The UCP’s cynical dismissal of the pandemic’s impact on the health care system as “demand fluctuations” illustrates the ruling elite’s contempt for the lives of working people. The reality is that the health care system in Alberta, as across Canada, has been chronically underfunded for decades by governments led by all the establishment parties, the opposition New Democrats (NDP) included.

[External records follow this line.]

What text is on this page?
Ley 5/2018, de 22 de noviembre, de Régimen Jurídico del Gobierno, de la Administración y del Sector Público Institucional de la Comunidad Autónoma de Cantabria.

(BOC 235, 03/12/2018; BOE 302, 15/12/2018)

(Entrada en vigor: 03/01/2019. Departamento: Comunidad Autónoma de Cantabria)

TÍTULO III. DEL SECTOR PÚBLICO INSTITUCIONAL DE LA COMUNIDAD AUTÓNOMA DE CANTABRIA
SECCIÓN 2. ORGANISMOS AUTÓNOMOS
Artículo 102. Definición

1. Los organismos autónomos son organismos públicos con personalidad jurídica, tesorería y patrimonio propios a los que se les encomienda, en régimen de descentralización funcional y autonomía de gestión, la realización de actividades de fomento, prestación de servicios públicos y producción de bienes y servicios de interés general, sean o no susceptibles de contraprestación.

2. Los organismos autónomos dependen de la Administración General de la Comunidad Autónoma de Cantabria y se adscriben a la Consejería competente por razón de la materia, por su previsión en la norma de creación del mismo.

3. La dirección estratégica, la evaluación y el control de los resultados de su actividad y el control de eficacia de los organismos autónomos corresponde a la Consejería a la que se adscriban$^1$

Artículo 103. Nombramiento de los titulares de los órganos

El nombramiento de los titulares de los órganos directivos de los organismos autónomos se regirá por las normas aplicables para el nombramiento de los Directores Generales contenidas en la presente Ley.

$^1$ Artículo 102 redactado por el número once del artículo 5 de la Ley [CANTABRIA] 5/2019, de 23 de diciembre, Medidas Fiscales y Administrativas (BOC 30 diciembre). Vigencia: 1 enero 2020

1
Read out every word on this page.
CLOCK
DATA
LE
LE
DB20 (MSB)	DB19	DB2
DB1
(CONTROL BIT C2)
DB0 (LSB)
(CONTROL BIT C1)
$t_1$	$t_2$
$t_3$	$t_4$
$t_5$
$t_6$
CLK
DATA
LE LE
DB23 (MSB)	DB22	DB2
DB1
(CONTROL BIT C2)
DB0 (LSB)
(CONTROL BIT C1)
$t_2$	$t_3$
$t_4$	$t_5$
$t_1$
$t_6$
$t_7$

If the UCP feels emboldened to press forward with its class war assault on public services, it is above all due to the role of the trade unions and New Democrats. During its four years in office, Rachel Notley’s union-backed NDP government imposed austerity in health care spending. In a policy it called “bending the cost curve,” the NDP government held budget increases below the inflation rate and population growth. Now, the unions and social-democrats are working tirelessly to contain and suppress all popular opposition to Kenney’s cuts, urging workers to make futile appeals to the UCP to change course.
The Alberta Union of Public Employees (AUPE) treated last month’s wildcat strike by health care workers as nothing more than a public relations stunt. After the government predictably sought and obtained an order from the pro-employer labour relations board outlawing the job action, the AUPE immediately accepted this anti-democratic ruling and used the threat of criminal action to prevail on workers to return to their jobs the very next day.
Eager to head off an explosion of working class opposition, of which the wildcat strike was only an initial expression, the Alberta Federation of Labour (AFL), United Nurses of Alberta, and several other unions launched a “Stand up to Kenney” campaign two days after the strike. Demagogically invoking the wildcat strikers, AFL President Gil McGowan asserted that they “showed us what’s possible. But they can’t do it alone.”
Far from proposing any concrete program of struggle, the unions urged workers to individually visit a website to sign a “pledge” that they are ready to “stand up to Kenney” and would join province-wide rallies and protests “that may include job action or strikes called in the future”—wording that commits the union bureaucrats to precisely nothing.
If a genuine struggle is to be waged against the ruling elite’s assault on health care amid the pandemic, workers must advance their own independent class interests in opposition to the pro-capitalist unions. They should establish rank-and-file safety committees in every workplace and neighbourhood to demand an overturning of all cuts to health care, and the provision of billions of dollars to support the health care system and working people throughout the pandemic.